Pesquisadores da Universidade de Nottingham, no Reino Unido, identificaram sinais de envelhecimento cerebral além do esperado em adultos que viveram durante a pandemia de Covid-19, mesmo entre aqueles que nunca foram infectados pelo vírus.
Os resultados, publicados na revista Nature Communications, baseiam-se em quase mil exames de ressonância magnética realizados antes e depois do início da crise sanitária, aproveitando dados longitudinais do UK Biobank.
Cérebro apresenta idade superior à cronológica
A equipe aplicou modelos de aprendizado de máquina para estimar a “idade cerebral”, isto é, a diferença entre a idade real da pessoa e a aparência anatômica do cérebro nas imagens.
Em média, voluntários avaliados no período pós-pandemia exibiram cérebros com aparência mais velha que o previsto pela idade cronológica, sugerindo um envelhecimento acelerado associado ao contexto global vivido desde 2020.
Os efeitos foram mais pronunciados em participantes mais velhos, em homens e em pessoas em condições socioeconômicas mais vulneráveis, grupos que historicamente registram maior exposição a fatores de estresse.
Mesmo sem infecção documentada por SARS-CoV-2, esses indivíduos apresentaram aumento significativo na discrepância entre idade real e idade cerebral estimada.
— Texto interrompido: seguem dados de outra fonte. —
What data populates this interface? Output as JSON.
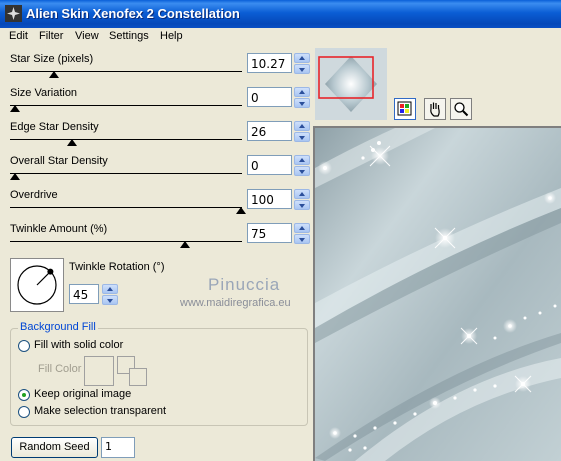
{
  "window": {
    "title": "Alien Skin Xenofex 2 Constellation"
  },
  "menu": [
    "Edit",
    "Filter",
    "View",
    "Settings",
    "Help"
  ],
  "params": [
    {
      "label": "Star Size (pixels)",
      "value": "10.27",
      "level": 0.19
    },
    {
      "label": "Size Variation",
      "value": "0",
      "level": 0.02
    },
    {
      "label": "Edge Star Density",
      "value": "26",
      "level": 0.26
    },
    {
      "label": "Overall Star Density",
      "value": "0",
      "level": 0.02
    },
    {
      "label": "Overdrive",
      "value": "100",
      "level": 1.0
    },
    {
      "label": "Twinkle Amount (%)",
      "value": "75",
      "level": 0.75
    }
  ],
  "rotation": {
    "label": "Twinkle Rotation (°)",
    "value": "45"
  },
  "background_fill": {
    "title": "Background Fill",
    "fill_solid_label": "Fill with solid color",
    "fill_color_label": "Fill Color",
    "keep_original_label": "Keep original image",
    "transparent_label": "Make selection transparent",
    "selected": "keep_original"
  },
  "random_seed": {
    "button_label": "Random Seed",
    "value": "1"
  },
  "watermark": {
    "line1": "Pinuccia",
    "line2": "www.maidiregrafica.eu"
  },
  "icons": {
    "app": "app-icon",
    "tools": [
      "color-picker-icon",
      "hand-pan-icon",
      "magnifier-zoom-icon"
    ]
  },
  "colors": {
    "titlebar": "#0a5fd8",
    "window_bg": "#ece9d8",
    "group_title": "#0046d5"
  }
}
Cérebro também mostra impacto cognitivo entre infectados
No subgrupo que testou positivo para Covid-19 entre os dois exames de imagem, os pesquisadores observaram ainda queda em funções cognitivas, incluindo flexibilidade mental e velocidade de processamento.
Essa alteração funcional não foi detectada nos participantes que permaneceram livres de infecção, apesar do envelhecimento estrutural registrado no grupo.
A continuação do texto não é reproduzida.